My grandparents actually had a newspaper clipping from 1994 about the fall of the apartheid regime that was kept in the middle drawer of their computer desk. As Quakers, they were against apartheid, and as I became older and more capable of understanding the world around me, they taught me more about what apartheid was along with many of the other racist anti-human systems baked into the function of our world.
What I think is important to remember is that at the time—with protests on college campuses, in front of embassies, and in the streets of cities all over the world—the overwhelming opinion of the western, white, neoliberal world was for apartheid. They supported the white minority rule of the settler colony of South Africa. The young people, the students, and the working poor minorities who fought against it were seen by them as everything from a simple nuisance to serious threat to their power.

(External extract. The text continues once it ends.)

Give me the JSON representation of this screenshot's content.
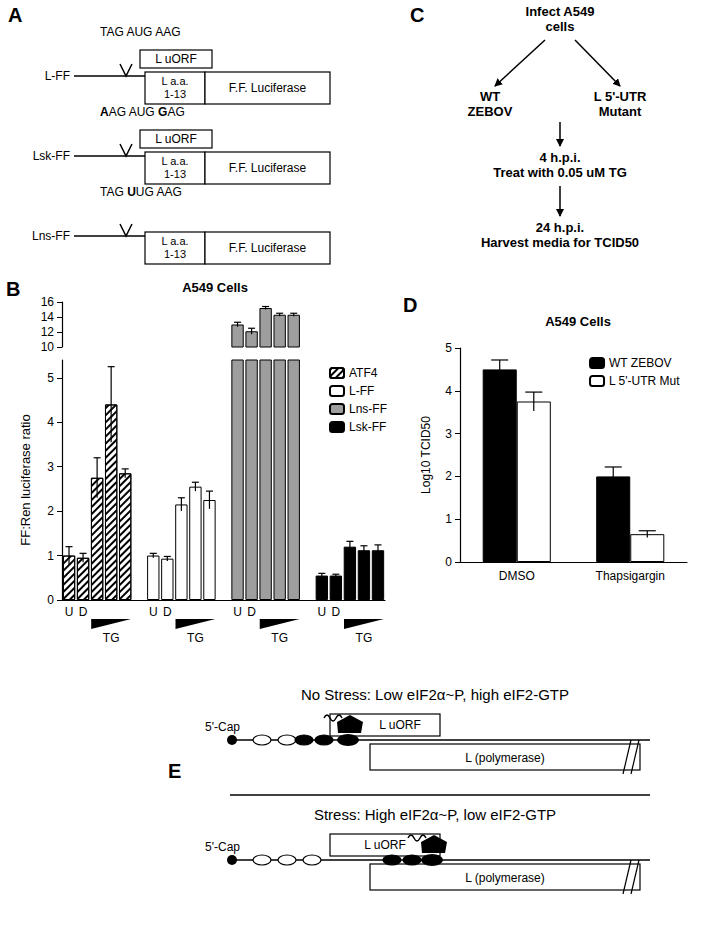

Decades before that, the same demographic who supported Apartheid were the ones clutching to the Jim Crow laws that racially segregated America, cheering on the police while they maimed and murdered hundreds of innocent protestors. And today, it is that same demographic of the comfortable and privileged who at best turn their backs to the suffering and death of Israels genocide against Gaza, and at worst gleefully support it.
But just like every time in recent history where there has been an unthinkable injustice, a section of society has stepped up, using their voices and in many cases their bodies in order to tell the world that the European settler colony of Israel must not be allowed to continue it’s genocide against the Palestinian people. Their message is clear: turn your attention to Gaza, see what is really happening there, and you will see that it cannot keep going.
It’s working. Campus protests have been met with police violence and mass arrests across the country and world, and yet they keep going. Many universities have been forced to divest from companies and financial systems that support Israel’s genocidal, apartheid state. Many Americans and others around the world have been forced to reckon with the lies they have believed about Israel and Palestine. More than two thirds of American’s want a permanent ceasefire.
Most notably the world is beginning to see through the Zionist propagandists who have labeled antisemitic anyone protesting in support of Palestinians and opposition to Israeli apartheid. The campus protests have often been sponsored and led by Jewish groups and students. Journalists on social media platforms have shown the peaceful and welcoming reality of these protests in stark contrast to what the mainstream media has portrayed.
I really hope and believe that we are starting to see the positive outcome of this protests, as we did with the end of South African apartheid in 1994, and with the end of the Jim Crow laws in the 1960s. No matter what the reality remains that in almost every time in history like what we are living through now, when there have been thousands of young, educated people protesting against what they believe to be wrong, and have been on the receiving end of overwhelming police violence and slanderous portrayal in the media, they have been on the right side of history.